Le Monde Gazetesi’nin, kimliğini açıklamayan bir diplomata dayandırdığı haberine göre, Sarkozy Türkiye yüzünden bu ziyareti ertelemişti. Önümüzdeki hafta yapılacak Avrupa Parlamentosu seçimlerini Türkiye karşıtlığı üzerine kuran, ama muhalifleri tarafından "Fransa’nın başkanlık döneminde Türkiye ile fasıl açtın, iki yüzlüsün" diye suçlanan Sarkozy, İsveç Dışişleri Bakanı Carl Bildt’in birkaç gün önce muhafazakar Le Figaro Gazetesi’ne verdiği demeçte, "Avrupa Birliği genişlemeye devam etmeli, Türkiye’yi de içine almalıdır" demesi yüzünden ziyareti iptal etmişti. Dönem başkanlığına hazırlanan İsveç ile Türkiye nedeniyle daha ilk gün sorun yaşamak istememiş, ziyareti 3 Temmuz’a, Avrupa Parlamentosu seçimleri sonrasına ertelemişti.

Şüphe yok ki, bu yıl sonuna kadar Avrupa Birliği’nin en önemli konularından biri Lizbon anlaşmasıysa, ikincisi de Türkiye olacak.

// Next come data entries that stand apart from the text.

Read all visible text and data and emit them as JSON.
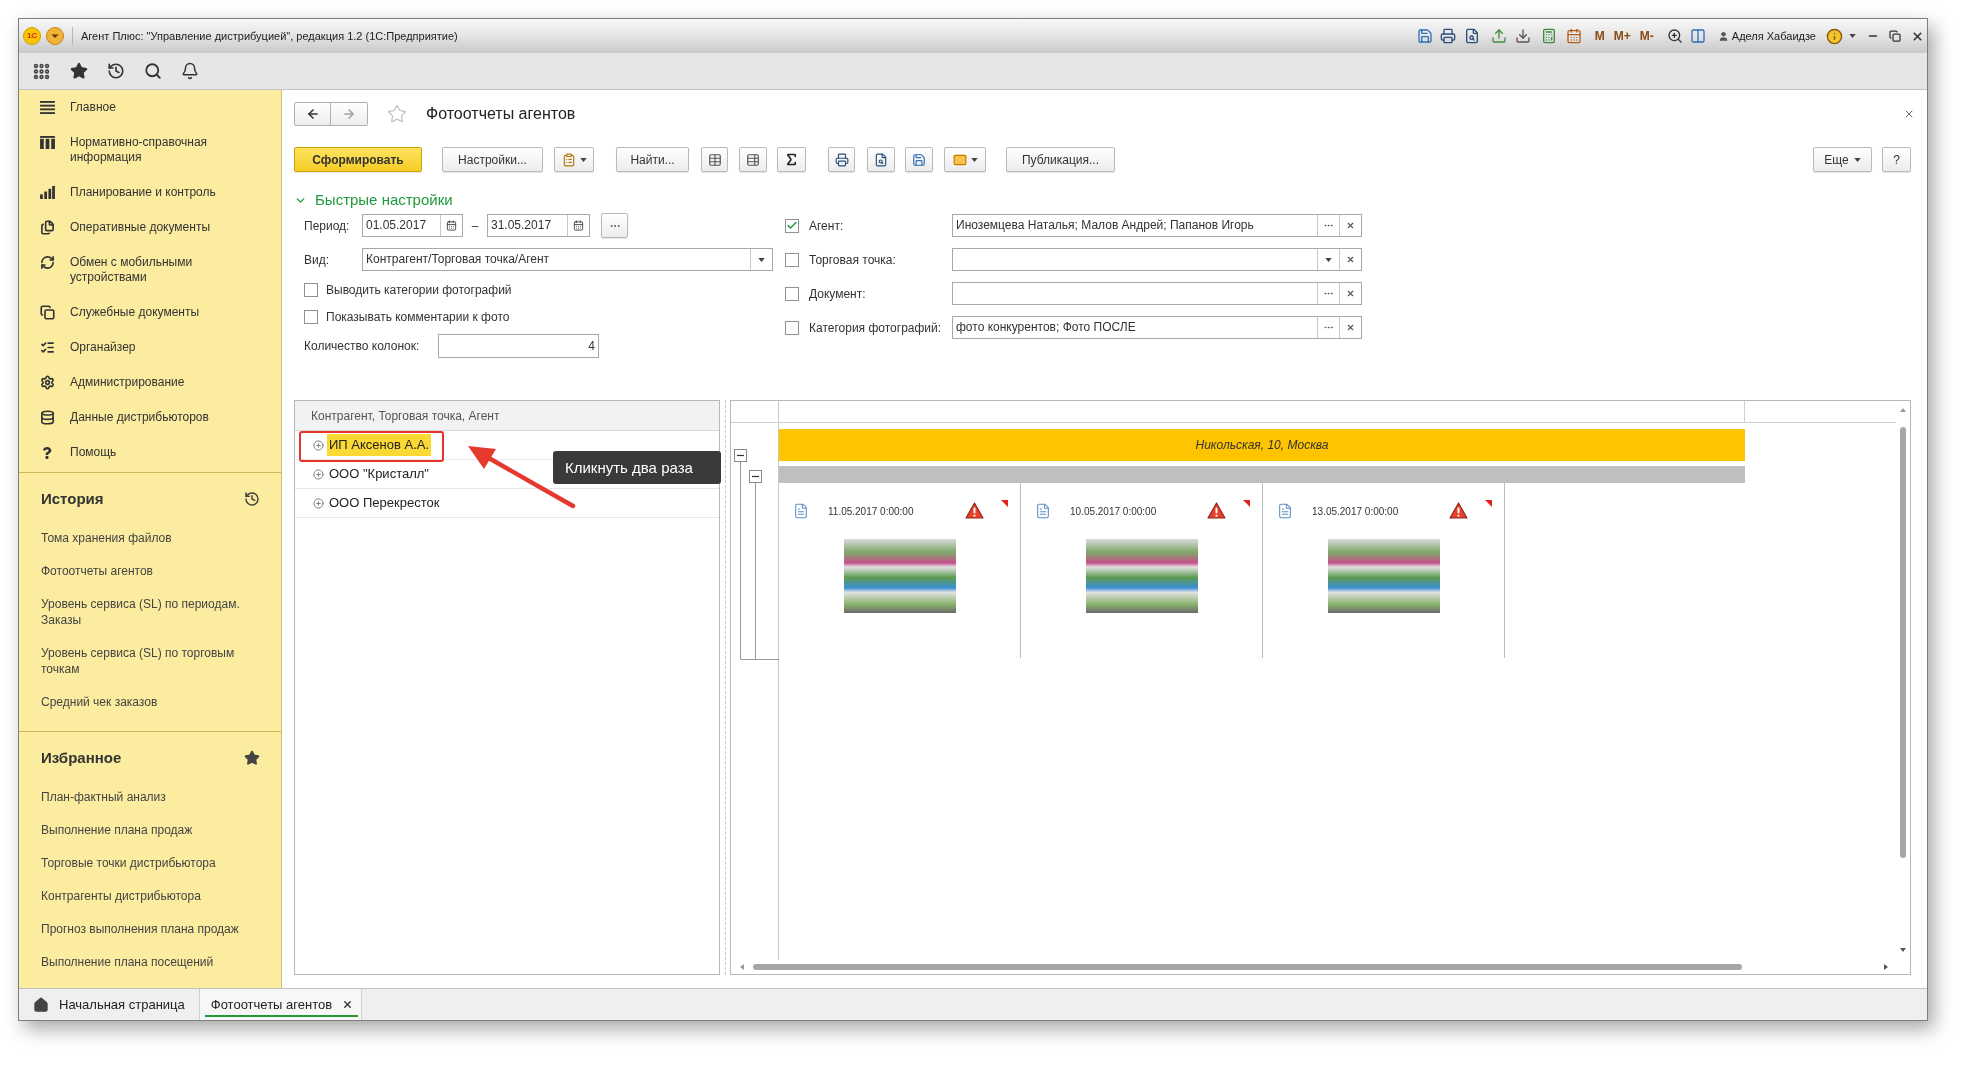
{
  "window": {
    "logo": "1С",
    "title": "Агент Плюс: \"Управление дистрибуцией\", редакция 1.2 (1С:Предприятие)",
    "memory_buttons": [
      "M",
      "M+",
      "M-"
    ],
    "user": "Аделя Хабаидзе"
  },
  "sidebar": {
    "sections": [
      "Главное",
      "Нормативно-справочная информация",
      "Планирование и контроль",
      "Оперативные документы",
      "Обмен с мобильными устройствами",
      "Служебные документы",
      "Органайзер",
      "Администрирование",
      "Данные дистрибьюторов",
      "Помощь"
    ],
    "history": {
      "title": "История",
      "items": [
        "Тома хранения файлов",
        "Фотоотчеты агентов",
        "Уровень сервиса (SL) по периодам. Заказы",
        "Уровень сервиса (SL) по торговым точкам",
        "Средний чек заказов"
      ]
    },
    "favorites": {
      "title": "Избранное",
      "items": [
        "План-фактный анализ",
        "Выполнение плана продаж",
        "Торговые точки дистрибьютора",
        "Контрагенты дистрибьютора",
        "Прогноз выполнения плана продаж",
        "Выполнение плана посещений"
      ]
    }
  },
  "form": {
    "title": "Фотоотчеты агентов",
    "favorite": false,
    "buttons": {
      "generate": "Сформировать",
      "settings": "Настройки...",
      "find": "Найти...",
      "publish": "Публикация...",
      "more": "Еще",
      "help": "?"
    },
    "quick_settings": {
      "title": "Быстрые настройки",
      "expanded": true,
      "period": {
        "label": "Период:",
        "from": "01.05.2017",
        "separator": "–",
        "to": "31.05.2017"
      },
      "view": {
        "label": "Вид:",
        "value": "Контрагент/Торговая точка/Агент"
      },
      "options": [
        {
          "label": "Выводить категории фотографий",
          "checked": false
        },
        {
          "label": "Показывать комментарии к фото",
          "checked": false
        }
      ],
      "columns_count": {
        "label": "Количество колонок:",
        "value": "4"
      },
      "filters": [
        {
          "kind": "choice",
          "label": "Агент:",
          "checked": true,
          "value": "Иноземцева Наталья; Малов Андрей; Папанов Игорь"
        },
        {
          "kind": "dropdown",
          "label": "Торговая точка:",
          "checked": false
        },
        {
          "kind": "choice",
          "label": "Документ:",
          "checked": false
        },
        {
          "kind": "choice",
          "label": "Категория фотографий:",
          "checked": false,
          "value": "фото конкурентов; Фото ПОСЛЕ"
        }
      ]
    }
  },
  "tree": {
    "header": "Контрагент, Торговая точка, Агент",
    "rows": [
      {
        "label": "ИП Аксенов А.А.",
        "selected": true,
        "expanded": false
      },
      {
        "label": "ООО \"Кристалл\"",
        "selected": false,
        "expanded": false
      },
      {
        "label": "ООО Перекресток",
        "selected": false,
        "expanded": false
      }
    ]
  },
  "annotation": {
    "tooltip": "Кликнуть два раза"
  },
  "report": {
    "group": "Никольская, 10, Москва",
    "photos": [
      {
        "date": "11.05.2017 0:00:00",
        "warning": true
      },
      {
        "date": "10.05.2017 0:00:00",
        "warning": true
      },
      {
        "date": "13.05.2017 0:00:00",
        "warning": true
      }
    ]
  },
  "tabs": [
    {
      "kind": "home",
      "label": "Начальная страница",
      "selected": false
    },
    {
      "kind": "page",
      "label": "Фотоотчеты агентов",
      "selected": true
    }
  ]
}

Davutoğlu’nu dinlerken Avrupa sürecinin AKP hükümetinde de "en çok konuşulan" konu olduğunu öğreniyoruz.

KIBRIS KİLİDİNİ REFORM ANAHTARIYLA AÇMAK

AVRUPA BİRLİĞİ bu yıl Türkiye’nin, müzakereler başlarken Kıbrıs ile ilgili verdiği sözü tutup tutmadığı konusunda rapor hazırlayacak. Bu çerçevede üç eğilim var AB’de.

1) Kıbrıs Rum Yönetimi sürecin, Türkiye’yi ve Kıbrıs Türk yönetimini baskı altına almak için kullanılması hazırlığı içinde.

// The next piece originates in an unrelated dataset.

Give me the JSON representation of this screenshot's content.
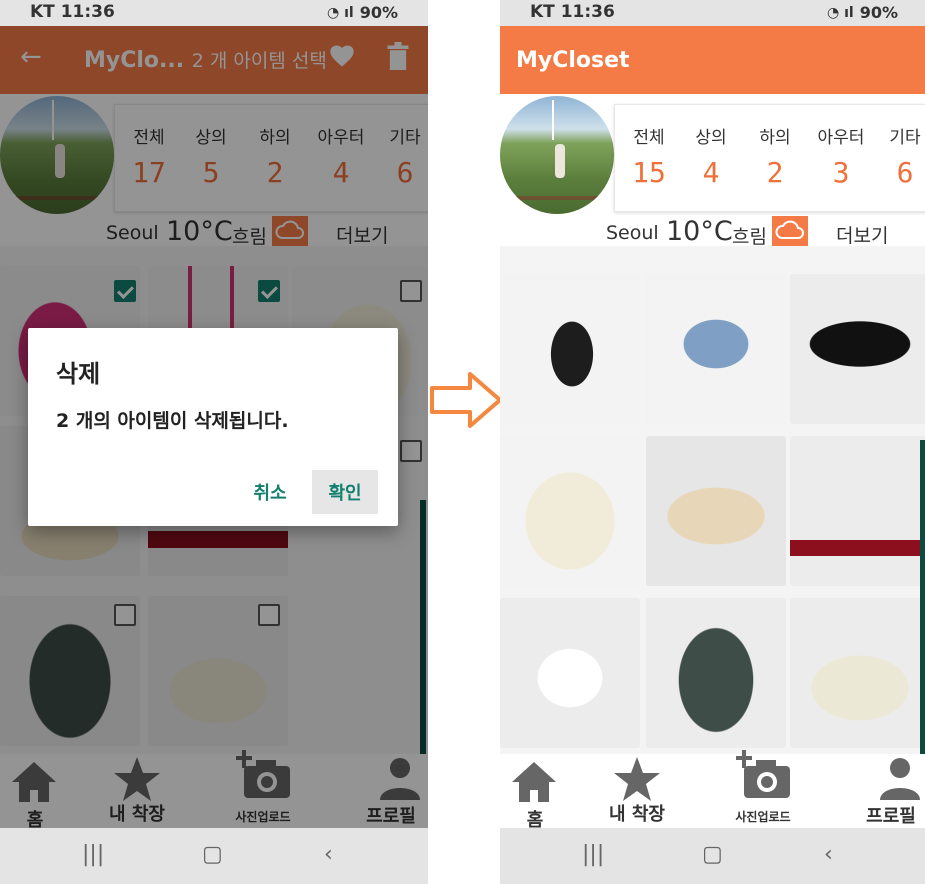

2) Fransa gibi Türkiye’nin üyeliğine karşı olanlar ise "imtiyazlı ortaklık"ın yolunu açma hesabında.

3) Dönem başkanlığına hazırlanan İsveç ve İtalya gibi Türkiye’nin üyeliğine açık destek veren ülkeler ise sürecin kopmaması için devredeler.

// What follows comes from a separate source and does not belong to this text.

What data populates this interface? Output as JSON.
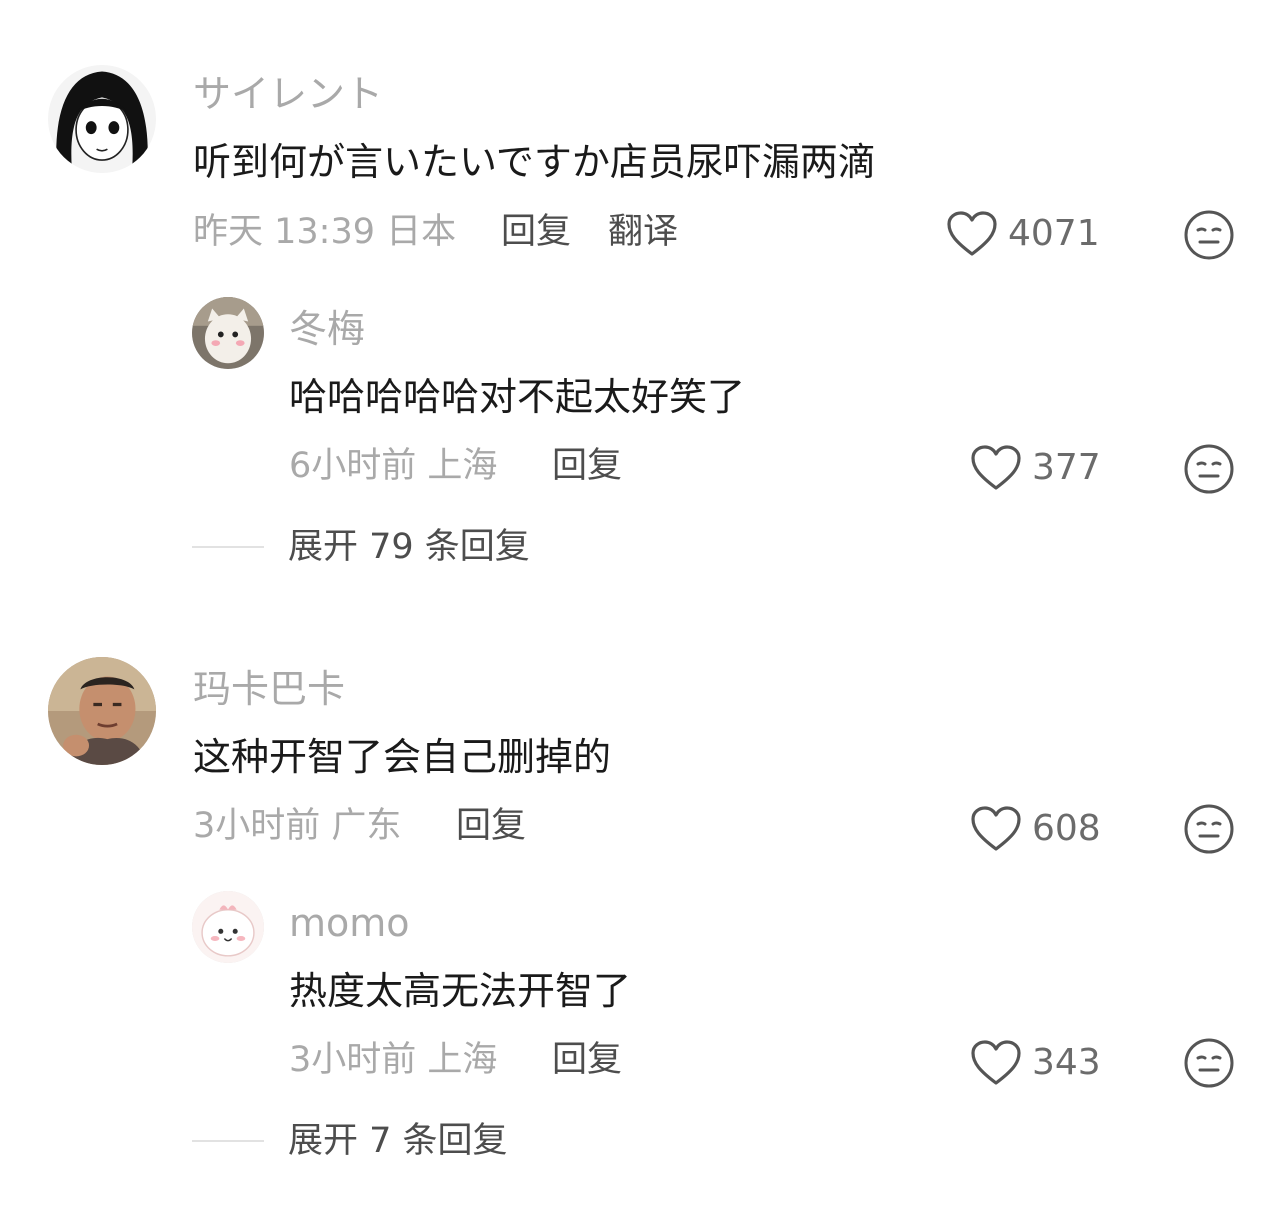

Bu yıl sonuna kadar durum hem Avrupa hem de Türkiye için kritik. Ama bu süreci başarıyla atlatmak da mümkün. Türkiye Kıbrıs konusunda, görüşmeleri desteklemek dışında fazla bir şey yapamasa da Avrupa Birliği ile uyum sürecini reformlarla canlı tutabilir.

HAZİRAN SONU İLK HEDEF

DAVUTOĞLU, "Reformlara ivme katabileceğimiz yeni konjonktür var. Siyasi kararlılığımız da var" diyor. Dışişleri Bakanı, muhalefet ile bu konuda yaptığı temaslardan da olumlu izlenimler edinmiş. İlk aşamada, haziran sonuna kadar vergi, kişisel verilerin gizliliği ve sosyal güvenlik reformlarının gerçekleşmesi öngörülüyor. AKP Hükümeti, toplumsal uzlaşma atmosferini yaratabilir, muhalefet partileri ve sivil toplum bu adımın önemini kavrarsa reform süreci hızlı bir biçimde yol almaya başlar. Avrupa’da Türkiye’nin üyeliğini destekleyen ülkelerin eli güçlenir ama daha önemlisi bu adımlar, Türkiye’nin demokrasi sürecinin derinleşmesi ve rekabet gücünün artırır.

Reform paketlerinin ikinci aşamasında yargı reformu gibi siyasi reformlar var, üçüncü aşamada ise anayasal reformlar.

ERMENİSTAN AÇILIMI İLE KARABAĞ PARALEL YÜRÜYOR

ERMENİSTAN açılımının ise Azerbaycan’ın rahatsızlığı ve durumun hassasiyeti göz önüne alınarak sürdüğünü öğrendik. Önümüzdeki günlerde olumlu gelişmeler olabileceği mesajı aldık.

Ama Türkiye dış politika gündeminin yıl sonuna kadar en önemli maddesi ne olacak diye sorarsanız; size tereddütsüz "Irak" diyebilirim. Dışişleri Bakanı’nın Irak ziyaretini dikkatle izleyelim.